Außer Wasser werden über die Flüsse auch Schlick, Nährstoffe und Verunreinigungen in die Nordsee eingeführt. Die Anfuhr von Süßwasser schwankt von Jahr zu Jahr und mit den Jahreszeiten. Diese Schwankungen beeinflussen den Salzgehalt in der Nordsee. Die Schlickfracht der Flüsse in die Nordsee ist kleiner als die des Atlantikwassers. Allerdings ist das Flusswasser mit Schadstoffen, wie Schwermetallen, belastet. Viele Schadstoffe fällen susammen mit anderen Stoffen in den Flussmündungen aus, weil die Strömung abnimmt oder wegen chemischer Reaktionen. Doch verteilen sich viele Verbindungen mit der Zeit durch die Bodenströmung. Dieser Prozess wird durch Baggertätigkeiten in den Flussläufen verstärkt, zudem wird das Baggergut auf Depots in der See verklappt.

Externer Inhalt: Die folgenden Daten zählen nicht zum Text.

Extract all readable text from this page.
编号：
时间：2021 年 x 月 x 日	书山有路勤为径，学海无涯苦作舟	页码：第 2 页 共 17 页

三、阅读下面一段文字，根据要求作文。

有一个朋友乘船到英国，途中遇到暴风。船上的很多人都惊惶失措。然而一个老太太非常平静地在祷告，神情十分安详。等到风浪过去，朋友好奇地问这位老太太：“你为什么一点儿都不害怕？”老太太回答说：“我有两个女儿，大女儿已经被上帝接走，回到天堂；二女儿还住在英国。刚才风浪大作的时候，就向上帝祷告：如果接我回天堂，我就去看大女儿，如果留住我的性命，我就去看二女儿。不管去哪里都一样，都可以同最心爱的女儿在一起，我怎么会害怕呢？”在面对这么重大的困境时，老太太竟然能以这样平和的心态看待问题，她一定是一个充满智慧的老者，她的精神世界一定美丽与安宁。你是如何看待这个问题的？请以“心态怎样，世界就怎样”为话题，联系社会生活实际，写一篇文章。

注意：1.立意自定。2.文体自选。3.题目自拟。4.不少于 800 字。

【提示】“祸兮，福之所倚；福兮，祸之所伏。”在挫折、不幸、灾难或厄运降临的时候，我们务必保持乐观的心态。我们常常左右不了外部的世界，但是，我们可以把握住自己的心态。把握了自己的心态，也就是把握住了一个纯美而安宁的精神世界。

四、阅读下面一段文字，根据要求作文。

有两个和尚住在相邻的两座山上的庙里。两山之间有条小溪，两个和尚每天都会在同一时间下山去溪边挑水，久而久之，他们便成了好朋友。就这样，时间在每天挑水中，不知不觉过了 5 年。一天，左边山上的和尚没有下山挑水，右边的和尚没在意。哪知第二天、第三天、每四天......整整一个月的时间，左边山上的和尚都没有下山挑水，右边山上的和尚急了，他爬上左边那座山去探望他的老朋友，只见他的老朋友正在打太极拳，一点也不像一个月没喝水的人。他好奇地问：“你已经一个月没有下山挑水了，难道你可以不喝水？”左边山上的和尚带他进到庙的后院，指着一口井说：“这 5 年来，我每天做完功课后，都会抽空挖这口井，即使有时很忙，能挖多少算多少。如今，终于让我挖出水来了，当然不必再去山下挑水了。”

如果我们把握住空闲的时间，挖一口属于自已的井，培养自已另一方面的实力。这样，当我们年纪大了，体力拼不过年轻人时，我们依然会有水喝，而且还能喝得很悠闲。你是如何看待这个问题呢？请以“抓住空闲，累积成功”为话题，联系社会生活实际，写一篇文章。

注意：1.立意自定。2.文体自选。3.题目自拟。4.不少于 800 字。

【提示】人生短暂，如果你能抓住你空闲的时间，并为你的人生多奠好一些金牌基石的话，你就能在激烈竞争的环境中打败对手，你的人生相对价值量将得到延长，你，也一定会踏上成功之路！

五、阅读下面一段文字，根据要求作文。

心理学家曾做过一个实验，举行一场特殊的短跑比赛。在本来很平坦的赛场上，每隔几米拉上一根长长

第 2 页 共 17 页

| Einleitung von verschmutzenden Stoffen über den Rhein in die Nordsee (in Tonnen pro Jahr) |
| Stoff |
Einleitung 1980 |
Einleitung 2000 (% van 1980) |
Verminderung |
| Cadmium |
18 |
5,5 (31%) |
69% |
| Kupfer |
500 |
240 (48%) |
52% |
| Blei |
320 |
150 (47%) |
53% |
| Zink |
2000 |
810 (41%) |
59% |
| PCBs |
0,22 |
0,08 (36%) |
64% |
| PAKs |
2,1 |
2 (95%) |
5% |
| Quelle: Directie Noordzee 2003 |
Aus oben stehender Tabelle wird deutlich, dass die Reduzierung der Cadmium- und PCB-Verschmutzung den größten Erfolg gehabt hat. Kupfer und PAKs bleiben schwierige Stoffe und die übrigen Schwermetalle nehmen eine mittlere Position ein.